Calculating load for lighting

[websparky]

George,

Here is the proper way to calculate 3 phase loads.

1.) Office building 24000 square feet
2.) from table 220.12, 24000 x 3.5 = 84000VA
3.) 84000 x 1.25 = 105000 total lighting load after all demand factors
4.) 105000VA / system voltage 480Y/277
5.) 480Y x 1.732 = 831V for three phase systems
6.) 105000VA / 831V = 126A total amp load
Prove math below:
7.) 24, 20A circuits, 277V, 16A each
8.) 277V * 16A = 4432VA
9.) 4432VA * 24 circuits = 106368VA (105000VA)

 

[George Stolz]

That darn square root of three biting me in the rear again.

Thanks, Dave. That matches the technique shown in Example D3 in Annex D.

I think this could be made clearer in 220, it almost seems to dance around that. There doesn't seem to be a section that clearly states that.

 

[Smart $]

...

I think this could be made clearer in 220, it almost seems to dance around that. There doesn't seem to be a section that clearly states that.

Sure would be nice if there was... but I wouldn't restrict that wish to only this article

Regardless, there's one mistake in Dave's calculations. He's already applied 125% to the 220.12 load, so to determine circuits required to be available he should be calculating with 20A instead of 16A. Therefore it should be:

Prove math below:
7.) 19, 20A circuits available @ 277V
8.) 277V * 20A = 5540VA
9.) 5540VA * 19 = 105260VA​

PS: BTW, this correlates to the 20 circuits I determined for 4 panels in my earlier post.

 

[George Stolz]

Regardless, there's one mistake in Dave's calculations. He's already applied 125% to the 220.12 load, so to determine circuits required to be available he should be calculating with 20A instead of 16A.

No, he's correct. Each circuit breaker is continuously loaded, therefore they cannot carry more than 16A apiece.

PS: BTW, this correlates to the 20 circuits I determined for 4 panels in my earlier post.

BTW, it's still wrong.

It's okay to be wrong, we're all learning here. You have nothing to prove.

 

[Smart $]

No, he's correct. Each circuit breaker is continuously loaded, therefore they cannot carry more than 16A apiece.


BTW, it's still wrong.

It's okay to be wrong, we're all learning here. You have nothing to prove.

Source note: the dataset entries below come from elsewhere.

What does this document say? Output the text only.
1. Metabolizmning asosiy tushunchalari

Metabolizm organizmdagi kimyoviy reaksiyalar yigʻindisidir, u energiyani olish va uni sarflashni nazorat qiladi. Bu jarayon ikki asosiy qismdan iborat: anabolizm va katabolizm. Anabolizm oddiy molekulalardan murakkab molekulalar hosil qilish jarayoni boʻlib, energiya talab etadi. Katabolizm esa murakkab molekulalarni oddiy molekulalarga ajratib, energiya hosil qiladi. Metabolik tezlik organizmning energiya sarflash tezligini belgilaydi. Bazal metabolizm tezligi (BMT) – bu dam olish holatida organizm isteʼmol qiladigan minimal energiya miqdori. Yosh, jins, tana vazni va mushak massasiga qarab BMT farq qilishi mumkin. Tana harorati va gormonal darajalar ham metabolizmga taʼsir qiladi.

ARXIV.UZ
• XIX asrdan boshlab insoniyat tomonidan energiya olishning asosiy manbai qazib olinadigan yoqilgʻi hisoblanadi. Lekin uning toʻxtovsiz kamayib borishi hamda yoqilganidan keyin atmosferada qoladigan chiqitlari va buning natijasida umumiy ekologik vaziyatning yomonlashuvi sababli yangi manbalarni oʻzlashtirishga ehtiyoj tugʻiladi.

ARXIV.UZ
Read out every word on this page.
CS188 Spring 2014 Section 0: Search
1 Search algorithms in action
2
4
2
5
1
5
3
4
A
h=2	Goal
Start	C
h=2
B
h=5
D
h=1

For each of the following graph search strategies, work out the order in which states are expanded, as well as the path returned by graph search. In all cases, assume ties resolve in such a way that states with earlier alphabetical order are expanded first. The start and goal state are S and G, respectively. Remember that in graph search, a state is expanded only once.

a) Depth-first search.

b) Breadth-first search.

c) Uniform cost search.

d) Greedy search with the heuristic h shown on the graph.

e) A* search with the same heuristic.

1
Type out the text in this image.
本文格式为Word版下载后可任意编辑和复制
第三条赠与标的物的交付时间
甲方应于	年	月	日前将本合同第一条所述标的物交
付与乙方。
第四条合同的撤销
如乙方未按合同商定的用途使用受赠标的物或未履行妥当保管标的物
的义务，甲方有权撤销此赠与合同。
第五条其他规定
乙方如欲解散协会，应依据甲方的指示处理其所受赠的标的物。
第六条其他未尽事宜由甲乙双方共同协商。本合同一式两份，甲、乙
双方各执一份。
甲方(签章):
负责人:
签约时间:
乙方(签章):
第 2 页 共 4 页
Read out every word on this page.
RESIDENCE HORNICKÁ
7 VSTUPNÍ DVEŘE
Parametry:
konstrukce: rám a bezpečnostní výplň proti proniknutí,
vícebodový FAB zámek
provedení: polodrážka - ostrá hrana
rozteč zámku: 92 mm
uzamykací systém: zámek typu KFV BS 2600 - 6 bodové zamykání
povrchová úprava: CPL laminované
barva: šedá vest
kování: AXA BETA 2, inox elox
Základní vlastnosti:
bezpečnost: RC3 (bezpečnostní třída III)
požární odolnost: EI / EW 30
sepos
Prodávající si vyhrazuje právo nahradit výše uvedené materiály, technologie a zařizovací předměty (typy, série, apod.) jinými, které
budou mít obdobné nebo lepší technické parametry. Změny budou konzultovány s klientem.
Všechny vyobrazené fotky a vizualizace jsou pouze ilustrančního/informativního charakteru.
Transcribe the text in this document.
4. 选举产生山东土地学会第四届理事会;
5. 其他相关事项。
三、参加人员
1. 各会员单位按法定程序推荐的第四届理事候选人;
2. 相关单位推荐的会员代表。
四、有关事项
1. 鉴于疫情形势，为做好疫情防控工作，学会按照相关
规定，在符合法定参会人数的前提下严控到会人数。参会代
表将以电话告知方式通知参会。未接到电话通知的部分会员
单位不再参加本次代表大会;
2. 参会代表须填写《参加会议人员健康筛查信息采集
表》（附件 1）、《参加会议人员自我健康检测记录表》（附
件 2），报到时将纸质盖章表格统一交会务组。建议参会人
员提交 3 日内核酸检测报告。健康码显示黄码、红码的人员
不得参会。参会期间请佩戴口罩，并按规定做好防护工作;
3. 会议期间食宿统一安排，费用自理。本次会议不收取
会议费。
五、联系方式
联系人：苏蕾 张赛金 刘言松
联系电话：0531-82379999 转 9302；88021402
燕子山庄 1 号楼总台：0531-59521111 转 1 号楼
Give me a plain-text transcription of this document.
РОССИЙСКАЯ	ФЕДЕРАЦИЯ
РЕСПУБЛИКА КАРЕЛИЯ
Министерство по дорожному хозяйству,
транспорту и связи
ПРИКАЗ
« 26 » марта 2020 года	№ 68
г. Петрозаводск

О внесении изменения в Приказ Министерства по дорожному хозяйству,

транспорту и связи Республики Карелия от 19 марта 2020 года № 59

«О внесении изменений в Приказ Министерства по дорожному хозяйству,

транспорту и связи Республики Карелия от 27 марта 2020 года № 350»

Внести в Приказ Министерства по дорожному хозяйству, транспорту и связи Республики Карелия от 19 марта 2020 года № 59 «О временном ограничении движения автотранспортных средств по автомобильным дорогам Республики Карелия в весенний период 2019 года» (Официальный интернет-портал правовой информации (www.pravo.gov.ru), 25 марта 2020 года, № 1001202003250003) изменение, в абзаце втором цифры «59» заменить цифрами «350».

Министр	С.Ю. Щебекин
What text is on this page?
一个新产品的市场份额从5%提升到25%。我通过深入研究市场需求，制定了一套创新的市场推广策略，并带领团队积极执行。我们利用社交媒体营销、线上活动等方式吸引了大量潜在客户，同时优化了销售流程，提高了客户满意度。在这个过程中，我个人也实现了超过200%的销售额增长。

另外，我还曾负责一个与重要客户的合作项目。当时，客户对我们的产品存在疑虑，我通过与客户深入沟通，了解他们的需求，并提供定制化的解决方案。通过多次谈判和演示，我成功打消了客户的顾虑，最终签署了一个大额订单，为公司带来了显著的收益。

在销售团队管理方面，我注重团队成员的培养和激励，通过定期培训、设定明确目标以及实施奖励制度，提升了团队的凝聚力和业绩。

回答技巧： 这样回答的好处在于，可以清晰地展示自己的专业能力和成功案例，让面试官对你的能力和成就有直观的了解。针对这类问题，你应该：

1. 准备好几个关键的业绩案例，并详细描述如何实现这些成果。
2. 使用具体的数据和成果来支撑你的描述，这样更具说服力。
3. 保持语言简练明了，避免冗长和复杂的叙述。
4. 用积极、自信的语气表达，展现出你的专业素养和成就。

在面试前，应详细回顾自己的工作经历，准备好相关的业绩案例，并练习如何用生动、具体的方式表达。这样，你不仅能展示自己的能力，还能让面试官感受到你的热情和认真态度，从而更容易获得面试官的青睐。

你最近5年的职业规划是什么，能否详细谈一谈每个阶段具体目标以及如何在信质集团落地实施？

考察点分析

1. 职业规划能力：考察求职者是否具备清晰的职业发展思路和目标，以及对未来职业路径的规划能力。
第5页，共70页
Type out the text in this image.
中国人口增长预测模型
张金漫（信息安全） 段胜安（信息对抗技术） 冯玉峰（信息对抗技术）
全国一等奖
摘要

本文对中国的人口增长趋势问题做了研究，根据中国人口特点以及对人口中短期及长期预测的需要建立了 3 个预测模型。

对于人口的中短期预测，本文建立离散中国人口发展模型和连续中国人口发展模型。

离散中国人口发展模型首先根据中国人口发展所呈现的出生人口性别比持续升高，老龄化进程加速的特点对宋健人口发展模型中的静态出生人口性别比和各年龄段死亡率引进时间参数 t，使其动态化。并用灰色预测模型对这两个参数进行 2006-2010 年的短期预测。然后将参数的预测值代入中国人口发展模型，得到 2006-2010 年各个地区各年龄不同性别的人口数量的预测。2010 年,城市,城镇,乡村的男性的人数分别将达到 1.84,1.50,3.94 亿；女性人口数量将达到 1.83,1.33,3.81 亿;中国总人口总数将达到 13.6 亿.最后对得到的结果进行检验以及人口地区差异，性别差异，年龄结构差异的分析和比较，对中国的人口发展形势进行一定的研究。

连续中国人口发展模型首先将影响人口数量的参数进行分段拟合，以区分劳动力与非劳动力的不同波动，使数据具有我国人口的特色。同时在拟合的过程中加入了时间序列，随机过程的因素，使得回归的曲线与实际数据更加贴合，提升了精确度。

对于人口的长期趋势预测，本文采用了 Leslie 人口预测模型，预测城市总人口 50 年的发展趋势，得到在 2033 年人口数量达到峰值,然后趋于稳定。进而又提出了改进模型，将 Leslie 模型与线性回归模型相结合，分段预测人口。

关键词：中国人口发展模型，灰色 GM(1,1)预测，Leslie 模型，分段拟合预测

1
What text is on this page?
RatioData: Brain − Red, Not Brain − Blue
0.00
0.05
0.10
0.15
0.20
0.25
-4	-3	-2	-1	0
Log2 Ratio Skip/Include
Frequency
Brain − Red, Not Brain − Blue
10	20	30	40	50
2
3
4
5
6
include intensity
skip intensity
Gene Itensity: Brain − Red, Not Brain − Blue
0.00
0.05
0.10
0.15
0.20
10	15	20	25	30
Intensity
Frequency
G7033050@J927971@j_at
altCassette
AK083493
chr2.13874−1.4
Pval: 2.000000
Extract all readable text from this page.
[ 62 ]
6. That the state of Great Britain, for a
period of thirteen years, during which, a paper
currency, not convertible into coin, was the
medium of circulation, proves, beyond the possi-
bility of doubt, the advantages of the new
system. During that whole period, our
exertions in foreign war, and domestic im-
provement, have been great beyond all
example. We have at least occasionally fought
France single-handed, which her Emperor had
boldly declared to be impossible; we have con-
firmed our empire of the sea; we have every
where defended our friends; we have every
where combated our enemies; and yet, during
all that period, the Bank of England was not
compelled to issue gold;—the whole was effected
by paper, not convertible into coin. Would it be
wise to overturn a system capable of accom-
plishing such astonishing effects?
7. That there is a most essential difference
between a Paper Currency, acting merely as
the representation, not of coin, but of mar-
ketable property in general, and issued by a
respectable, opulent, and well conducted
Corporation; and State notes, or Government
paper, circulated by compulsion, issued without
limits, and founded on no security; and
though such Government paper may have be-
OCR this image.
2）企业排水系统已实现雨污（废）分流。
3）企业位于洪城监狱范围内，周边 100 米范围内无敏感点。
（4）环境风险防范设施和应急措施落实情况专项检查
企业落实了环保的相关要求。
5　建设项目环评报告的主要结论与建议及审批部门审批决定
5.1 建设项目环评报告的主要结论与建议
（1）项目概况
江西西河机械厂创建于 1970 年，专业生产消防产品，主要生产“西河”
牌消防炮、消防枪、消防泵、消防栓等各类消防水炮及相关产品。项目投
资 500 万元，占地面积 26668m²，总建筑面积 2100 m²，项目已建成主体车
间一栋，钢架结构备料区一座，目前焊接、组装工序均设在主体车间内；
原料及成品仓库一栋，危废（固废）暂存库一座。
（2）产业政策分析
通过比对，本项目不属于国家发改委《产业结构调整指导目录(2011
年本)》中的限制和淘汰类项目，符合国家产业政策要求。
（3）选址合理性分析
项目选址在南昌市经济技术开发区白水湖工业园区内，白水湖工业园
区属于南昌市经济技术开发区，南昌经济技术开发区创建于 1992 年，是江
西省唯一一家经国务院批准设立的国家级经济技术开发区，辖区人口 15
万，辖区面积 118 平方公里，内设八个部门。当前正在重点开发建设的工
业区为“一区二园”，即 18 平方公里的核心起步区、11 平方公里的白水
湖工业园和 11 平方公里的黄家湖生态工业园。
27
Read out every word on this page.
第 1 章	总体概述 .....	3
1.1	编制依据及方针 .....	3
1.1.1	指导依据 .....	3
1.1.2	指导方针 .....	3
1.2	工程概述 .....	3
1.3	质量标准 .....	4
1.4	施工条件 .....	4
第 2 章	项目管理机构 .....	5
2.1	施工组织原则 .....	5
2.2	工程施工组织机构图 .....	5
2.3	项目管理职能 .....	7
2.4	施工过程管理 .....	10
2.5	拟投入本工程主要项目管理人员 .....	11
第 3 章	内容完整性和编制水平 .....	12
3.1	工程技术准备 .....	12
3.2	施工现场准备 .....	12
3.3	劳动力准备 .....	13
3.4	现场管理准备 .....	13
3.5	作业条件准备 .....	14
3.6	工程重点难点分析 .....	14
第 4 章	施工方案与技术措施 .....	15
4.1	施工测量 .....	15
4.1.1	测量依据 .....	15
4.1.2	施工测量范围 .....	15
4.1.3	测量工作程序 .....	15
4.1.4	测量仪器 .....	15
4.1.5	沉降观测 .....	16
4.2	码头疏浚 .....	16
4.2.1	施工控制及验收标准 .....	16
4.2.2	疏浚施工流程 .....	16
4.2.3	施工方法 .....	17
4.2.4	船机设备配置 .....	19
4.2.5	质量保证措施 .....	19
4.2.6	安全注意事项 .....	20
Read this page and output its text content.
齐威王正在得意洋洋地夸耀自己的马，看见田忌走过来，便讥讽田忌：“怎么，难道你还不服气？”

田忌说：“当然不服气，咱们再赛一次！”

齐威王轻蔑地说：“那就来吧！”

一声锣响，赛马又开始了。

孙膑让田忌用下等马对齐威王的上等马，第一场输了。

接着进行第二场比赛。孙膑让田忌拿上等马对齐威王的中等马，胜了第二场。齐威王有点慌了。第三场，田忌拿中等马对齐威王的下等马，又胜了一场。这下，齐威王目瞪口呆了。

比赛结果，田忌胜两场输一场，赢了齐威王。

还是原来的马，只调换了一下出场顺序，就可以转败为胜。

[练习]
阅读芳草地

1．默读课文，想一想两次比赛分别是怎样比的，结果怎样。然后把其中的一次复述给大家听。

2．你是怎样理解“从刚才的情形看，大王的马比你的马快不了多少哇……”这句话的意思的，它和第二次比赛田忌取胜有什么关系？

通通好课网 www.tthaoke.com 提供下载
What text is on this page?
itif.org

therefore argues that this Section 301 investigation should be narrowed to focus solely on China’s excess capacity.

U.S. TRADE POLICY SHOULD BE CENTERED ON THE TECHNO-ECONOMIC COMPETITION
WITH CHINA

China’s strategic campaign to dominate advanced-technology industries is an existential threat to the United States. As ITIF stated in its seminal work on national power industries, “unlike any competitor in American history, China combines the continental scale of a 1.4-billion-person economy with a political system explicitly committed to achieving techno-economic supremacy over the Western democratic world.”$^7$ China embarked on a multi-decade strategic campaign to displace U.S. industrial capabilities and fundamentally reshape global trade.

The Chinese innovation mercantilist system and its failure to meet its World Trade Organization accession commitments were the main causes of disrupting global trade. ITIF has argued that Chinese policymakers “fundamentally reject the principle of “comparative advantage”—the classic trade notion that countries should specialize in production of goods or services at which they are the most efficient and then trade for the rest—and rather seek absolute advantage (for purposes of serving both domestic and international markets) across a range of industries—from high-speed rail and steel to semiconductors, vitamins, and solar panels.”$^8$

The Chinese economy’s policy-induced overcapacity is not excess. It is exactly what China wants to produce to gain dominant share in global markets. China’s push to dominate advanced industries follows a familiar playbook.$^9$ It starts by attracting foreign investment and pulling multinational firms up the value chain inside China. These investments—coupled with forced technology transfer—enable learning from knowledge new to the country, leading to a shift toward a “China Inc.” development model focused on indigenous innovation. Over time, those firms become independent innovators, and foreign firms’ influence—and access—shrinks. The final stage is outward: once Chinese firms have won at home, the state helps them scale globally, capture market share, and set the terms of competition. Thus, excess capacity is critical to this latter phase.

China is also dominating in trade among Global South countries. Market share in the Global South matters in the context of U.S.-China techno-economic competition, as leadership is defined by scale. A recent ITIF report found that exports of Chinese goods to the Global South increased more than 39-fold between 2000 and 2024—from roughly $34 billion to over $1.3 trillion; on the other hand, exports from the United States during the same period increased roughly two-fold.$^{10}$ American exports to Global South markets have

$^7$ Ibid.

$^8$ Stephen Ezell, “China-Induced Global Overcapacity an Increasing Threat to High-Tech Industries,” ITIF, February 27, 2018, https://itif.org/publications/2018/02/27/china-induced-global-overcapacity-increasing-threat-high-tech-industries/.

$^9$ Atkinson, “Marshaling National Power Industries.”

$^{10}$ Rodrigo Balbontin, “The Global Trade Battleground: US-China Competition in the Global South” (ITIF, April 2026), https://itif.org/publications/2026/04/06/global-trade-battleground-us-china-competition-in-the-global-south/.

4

No, he's wrong. The 16A is prior to applying a 125% BC "correction factor" for not-a-100%-rated assembly. After applying 125% the number of circuits is calculated at 20A.

Check the math:

1) 84000 VA ? 277V = 304A
2) 304A ? 16A/circuit = 19 circuits
3) 84000 VA x 125% = 105000 VA
4) 19 circuits x 277V x 20A/circuit = 105260 VA

 

[websparky]

Dumb $ and Dumber $

Dumb $ and Dumber $

Dumb $

My calculations are 100% acurate.

If you do not understand them or how the code is applied in this case, then open a book and read or post a question.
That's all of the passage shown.